図解
※記事などの内容は2018年10月17日掲載時のものです
【ワシントン時事】トランプ米政権は16日、日本、欧州連合(EU)、英国との貿易協定交渉に入る意向を議会に通知した。最大の標的である中国との「貿易戦争」を収束させる道筋が見えていないため、トランプ大統領は任期4年の折り返し点の来年、成果を求めて日本やEUに厳しい矛先を向けるとみられる。
トランプ氏は、先月末に決着したカナダ、メキシコとの北米自由貿易協定(NAFTA)再交渉で、鉄鋼や自動車に高関税を課すと脅して譲歩を迫った。2国間協定を避けてきた日本に「物品貿易協定(TAG)」交渉を受け入れさせたのも「関税のおかげ」と手応えを語る。日本、EUと「交渉中は車関税を発動しない」と約束はしたものの、高関税をちらつかせて圧力をかける構えだ。
今回の議会通知で、日本などとの正式な交渉は来年1月14日から可能になる。年末にかけて具体的な交渉範囲について日本、EUと調整を進め、実際の交渉入りの30日前までに「交渉目標」を議会に示す意向だが、事前協議は紛糾も予想される。

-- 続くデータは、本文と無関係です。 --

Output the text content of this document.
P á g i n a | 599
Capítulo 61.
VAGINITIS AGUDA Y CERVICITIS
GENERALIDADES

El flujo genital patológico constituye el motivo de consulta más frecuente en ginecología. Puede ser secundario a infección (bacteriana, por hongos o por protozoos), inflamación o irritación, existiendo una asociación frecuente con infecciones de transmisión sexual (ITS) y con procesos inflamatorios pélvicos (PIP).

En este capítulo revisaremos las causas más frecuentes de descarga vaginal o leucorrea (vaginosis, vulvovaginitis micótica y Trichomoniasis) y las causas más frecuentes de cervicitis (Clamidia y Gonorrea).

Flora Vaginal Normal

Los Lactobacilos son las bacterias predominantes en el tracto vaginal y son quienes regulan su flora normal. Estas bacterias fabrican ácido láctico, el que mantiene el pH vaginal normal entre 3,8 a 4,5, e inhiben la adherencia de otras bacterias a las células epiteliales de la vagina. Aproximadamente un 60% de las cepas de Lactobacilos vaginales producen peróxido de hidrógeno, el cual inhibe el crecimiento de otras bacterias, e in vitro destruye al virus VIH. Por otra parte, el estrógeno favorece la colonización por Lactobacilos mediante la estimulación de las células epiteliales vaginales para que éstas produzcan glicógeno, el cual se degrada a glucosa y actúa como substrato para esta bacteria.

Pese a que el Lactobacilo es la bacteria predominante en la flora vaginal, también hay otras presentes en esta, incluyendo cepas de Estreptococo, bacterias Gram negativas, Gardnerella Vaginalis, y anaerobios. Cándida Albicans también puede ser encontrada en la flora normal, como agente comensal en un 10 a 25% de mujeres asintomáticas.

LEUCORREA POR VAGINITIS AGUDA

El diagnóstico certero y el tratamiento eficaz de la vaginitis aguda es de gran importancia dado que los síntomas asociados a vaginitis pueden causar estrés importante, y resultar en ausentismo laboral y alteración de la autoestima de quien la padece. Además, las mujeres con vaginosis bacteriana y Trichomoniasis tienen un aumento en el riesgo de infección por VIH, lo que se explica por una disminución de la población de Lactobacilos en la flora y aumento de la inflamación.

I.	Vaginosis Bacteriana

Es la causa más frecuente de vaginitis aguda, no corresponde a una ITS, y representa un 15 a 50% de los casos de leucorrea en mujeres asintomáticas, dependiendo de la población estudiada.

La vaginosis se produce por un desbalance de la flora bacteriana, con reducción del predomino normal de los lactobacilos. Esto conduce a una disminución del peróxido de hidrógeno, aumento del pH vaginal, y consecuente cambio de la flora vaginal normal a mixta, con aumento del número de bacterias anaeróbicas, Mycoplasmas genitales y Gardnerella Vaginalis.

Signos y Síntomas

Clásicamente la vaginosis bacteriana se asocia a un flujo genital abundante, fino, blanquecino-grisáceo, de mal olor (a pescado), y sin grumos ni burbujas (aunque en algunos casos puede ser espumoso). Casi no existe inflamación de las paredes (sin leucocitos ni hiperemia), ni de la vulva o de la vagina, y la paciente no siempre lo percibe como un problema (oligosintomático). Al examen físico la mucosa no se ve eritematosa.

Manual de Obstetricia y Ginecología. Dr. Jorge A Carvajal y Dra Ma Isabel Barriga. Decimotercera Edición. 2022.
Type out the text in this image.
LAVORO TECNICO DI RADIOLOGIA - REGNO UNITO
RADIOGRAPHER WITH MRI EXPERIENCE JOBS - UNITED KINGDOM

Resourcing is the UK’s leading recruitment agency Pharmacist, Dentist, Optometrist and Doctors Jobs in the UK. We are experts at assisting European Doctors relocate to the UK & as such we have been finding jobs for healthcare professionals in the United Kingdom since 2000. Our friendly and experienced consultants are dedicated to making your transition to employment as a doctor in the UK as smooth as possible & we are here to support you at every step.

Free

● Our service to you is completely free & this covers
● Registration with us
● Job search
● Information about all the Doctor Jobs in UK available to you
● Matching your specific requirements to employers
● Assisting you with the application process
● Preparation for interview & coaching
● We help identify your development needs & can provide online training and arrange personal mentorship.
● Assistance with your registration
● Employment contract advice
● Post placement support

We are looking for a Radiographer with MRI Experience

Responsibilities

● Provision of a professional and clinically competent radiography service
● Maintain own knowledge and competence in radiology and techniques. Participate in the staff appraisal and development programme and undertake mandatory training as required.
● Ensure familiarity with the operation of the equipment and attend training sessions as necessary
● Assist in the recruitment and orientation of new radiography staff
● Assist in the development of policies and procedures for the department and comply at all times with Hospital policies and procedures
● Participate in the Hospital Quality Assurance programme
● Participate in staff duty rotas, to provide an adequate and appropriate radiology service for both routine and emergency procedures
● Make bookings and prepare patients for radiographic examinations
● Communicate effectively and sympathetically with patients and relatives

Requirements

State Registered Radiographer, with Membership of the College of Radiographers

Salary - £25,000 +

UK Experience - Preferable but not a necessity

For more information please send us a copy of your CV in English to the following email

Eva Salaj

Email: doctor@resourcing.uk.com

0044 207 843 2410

日米間では、関税以外の分野をどこまで含めるかをめぐり難航は必至だ。日本政府はTAG交渉は「関税中心」と説明するが、米側は「サービスの不均衡」(通商代表部)にも関心が高い。交渉本番では、市場開放の目安として環太平洋連携協定(TPP)の水準をめぐるせめぎ合いが続く見込みだ。